What management had to say
CalAmp CEO Michael Burdiek stated:
We made significant progress on our strategic initiatives in the quarter with the achievement of record software and subscription services revenue and markedly improved supply chain performance, thereby contributing to consolidated revenue at the high end of our guidance. The integration of our recent acquisitions is progressing well with identified incremental revenue synergies that we believe will further bolster our software-as-a-service (SaaS) business expansion toward our targeted quarterly run rate of more than $30 million exiting the year. Looking forward, we believe the first fiscal quarter represents an inflection point in our business, with a positive outlook of revenue and EBITDA growth as we move into the second half of the fiscal year.
Burdiek added that CalAmp's fiscal second-quarter 2020 guidance assumes "revenue momentum across SaaS businesses combined with an increase in MRM Telematics sales due to customer LTE transactions."

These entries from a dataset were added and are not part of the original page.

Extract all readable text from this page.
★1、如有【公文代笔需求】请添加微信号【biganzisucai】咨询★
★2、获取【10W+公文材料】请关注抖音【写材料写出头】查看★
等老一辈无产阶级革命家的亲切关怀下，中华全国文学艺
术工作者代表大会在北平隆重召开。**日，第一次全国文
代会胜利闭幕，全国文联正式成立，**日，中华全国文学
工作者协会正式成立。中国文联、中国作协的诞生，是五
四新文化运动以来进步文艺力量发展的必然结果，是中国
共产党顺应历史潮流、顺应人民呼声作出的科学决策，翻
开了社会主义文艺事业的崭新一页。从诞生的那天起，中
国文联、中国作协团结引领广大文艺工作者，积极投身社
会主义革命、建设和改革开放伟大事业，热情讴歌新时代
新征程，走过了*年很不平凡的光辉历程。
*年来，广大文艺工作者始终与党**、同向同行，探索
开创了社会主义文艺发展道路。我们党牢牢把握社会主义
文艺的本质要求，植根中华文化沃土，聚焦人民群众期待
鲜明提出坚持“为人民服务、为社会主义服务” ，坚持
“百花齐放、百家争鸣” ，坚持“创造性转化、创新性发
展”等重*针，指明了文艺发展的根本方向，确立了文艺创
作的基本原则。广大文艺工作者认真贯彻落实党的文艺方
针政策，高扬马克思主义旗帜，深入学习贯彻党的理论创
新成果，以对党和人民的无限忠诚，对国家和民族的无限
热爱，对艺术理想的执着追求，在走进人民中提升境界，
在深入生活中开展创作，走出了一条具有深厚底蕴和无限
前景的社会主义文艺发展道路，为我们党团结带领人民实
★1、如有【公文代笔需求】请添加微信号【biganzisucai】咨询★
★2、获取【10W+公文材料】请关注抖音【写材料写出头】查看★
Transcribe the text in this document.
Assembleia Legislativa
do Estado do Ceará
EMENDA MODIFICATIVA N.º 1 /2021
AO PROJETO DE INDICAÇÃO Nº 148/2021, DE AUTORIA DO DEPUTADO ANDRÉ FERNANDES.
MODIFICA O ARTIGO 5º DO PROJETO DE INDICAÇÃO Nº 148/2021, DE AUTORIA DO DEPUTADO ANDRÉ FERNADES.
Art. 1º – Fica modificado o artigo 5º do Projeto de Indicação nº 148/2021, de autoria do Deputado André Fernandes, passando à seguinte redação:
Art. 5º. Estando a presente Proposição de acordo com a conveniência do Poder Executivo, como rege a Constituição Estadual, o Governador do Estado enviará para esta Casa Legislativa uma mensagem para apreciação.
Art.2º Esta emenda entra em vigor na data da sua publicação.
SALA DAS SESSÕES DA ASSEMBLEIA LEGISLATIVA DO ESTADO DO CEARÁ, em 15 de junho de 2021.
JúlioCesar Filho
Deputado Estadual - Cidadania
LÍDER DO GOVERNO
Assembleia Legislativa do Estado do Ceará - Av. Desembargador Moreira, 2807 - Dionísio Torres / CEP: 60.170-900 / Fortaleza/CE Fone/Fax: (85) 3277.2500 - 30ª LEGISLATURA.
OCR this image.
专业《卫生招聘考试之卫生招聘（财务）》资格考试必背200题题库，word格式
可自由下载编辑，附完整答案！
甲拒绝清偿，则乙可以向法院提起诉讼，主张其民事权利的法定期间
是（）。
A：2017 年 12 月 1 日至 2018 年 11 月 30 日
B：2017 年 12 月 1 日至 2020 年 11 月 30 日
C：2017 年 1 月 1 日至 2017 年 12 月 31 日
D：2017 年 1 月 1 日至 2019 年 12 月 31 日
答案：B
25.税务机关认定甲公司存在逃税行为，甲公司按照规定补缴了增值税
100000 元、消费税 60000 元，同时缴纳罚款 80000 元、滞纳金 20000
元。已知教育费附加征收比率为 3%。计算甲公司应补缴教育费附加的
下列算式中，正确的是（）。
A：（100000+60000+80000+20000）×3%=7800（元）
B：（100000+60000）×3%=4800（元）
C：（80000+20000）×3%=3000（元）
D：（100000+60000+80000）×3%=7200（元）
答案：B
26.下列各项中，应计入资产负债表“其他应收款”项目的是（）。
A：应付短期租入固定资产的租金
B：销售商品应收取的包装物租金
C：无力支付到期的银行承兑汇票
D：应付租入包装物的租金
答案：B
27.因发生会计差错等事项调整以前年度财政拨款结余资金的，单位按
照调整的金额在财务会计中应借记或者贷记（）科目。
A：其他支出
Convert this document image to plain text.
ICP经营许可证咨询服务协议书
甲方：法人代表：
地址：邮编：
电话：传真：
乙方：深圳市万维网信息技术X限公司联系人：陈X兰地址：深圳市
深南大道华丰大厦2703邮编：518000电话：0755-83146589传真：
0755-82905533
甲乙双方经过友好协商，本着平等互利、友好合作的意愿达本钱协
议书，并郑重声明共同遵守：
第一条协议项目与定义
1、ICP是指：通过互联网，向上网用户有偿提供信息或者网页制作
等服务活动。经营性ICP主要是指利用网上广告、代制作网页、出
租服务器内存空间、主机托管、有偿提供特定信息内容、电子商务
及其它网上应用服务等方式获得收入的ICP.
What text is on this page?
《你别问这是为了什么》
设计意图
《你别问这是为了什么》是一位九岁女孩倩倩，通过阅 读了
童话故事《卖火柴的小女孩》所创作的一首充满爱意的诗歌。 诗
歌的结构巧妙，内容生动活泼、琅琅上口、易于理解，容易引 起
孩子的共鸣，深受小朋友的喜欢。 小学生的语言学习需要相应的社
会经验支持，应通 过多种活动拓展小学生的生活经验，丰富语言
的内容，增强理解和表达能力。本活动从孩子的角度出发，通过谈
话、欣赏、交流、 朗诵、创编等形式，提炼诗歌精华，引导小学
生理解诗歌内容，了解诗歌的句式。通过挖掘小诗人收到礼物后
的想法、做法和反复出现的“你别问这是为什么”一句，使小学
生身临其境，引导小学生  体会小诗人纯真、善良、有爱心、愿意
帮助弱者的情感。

More specifically, CalAmp sees fiscal Q2 revenue in the range of $89.5 million to $94.5 million, down from $96 million a year earlier. Trending toward the bottom line, that should translate to adjusted EBITDA of $7.5 million to $11.5 million, and adjusted earnings per share of $0.08 to $0.14. Though we don't typically pay close attention to Wall Street's demands, most analysts were modeling adjusted earnings of $0.15 per share on revenue closer to $91.4 million.
Still, it seems the market is more than willing to accept this technically mixed near-term outlook in favor of focusing on both CalAmp's "inflection point" to start the year and its impending return to revenue and EBITDA growth in the second half.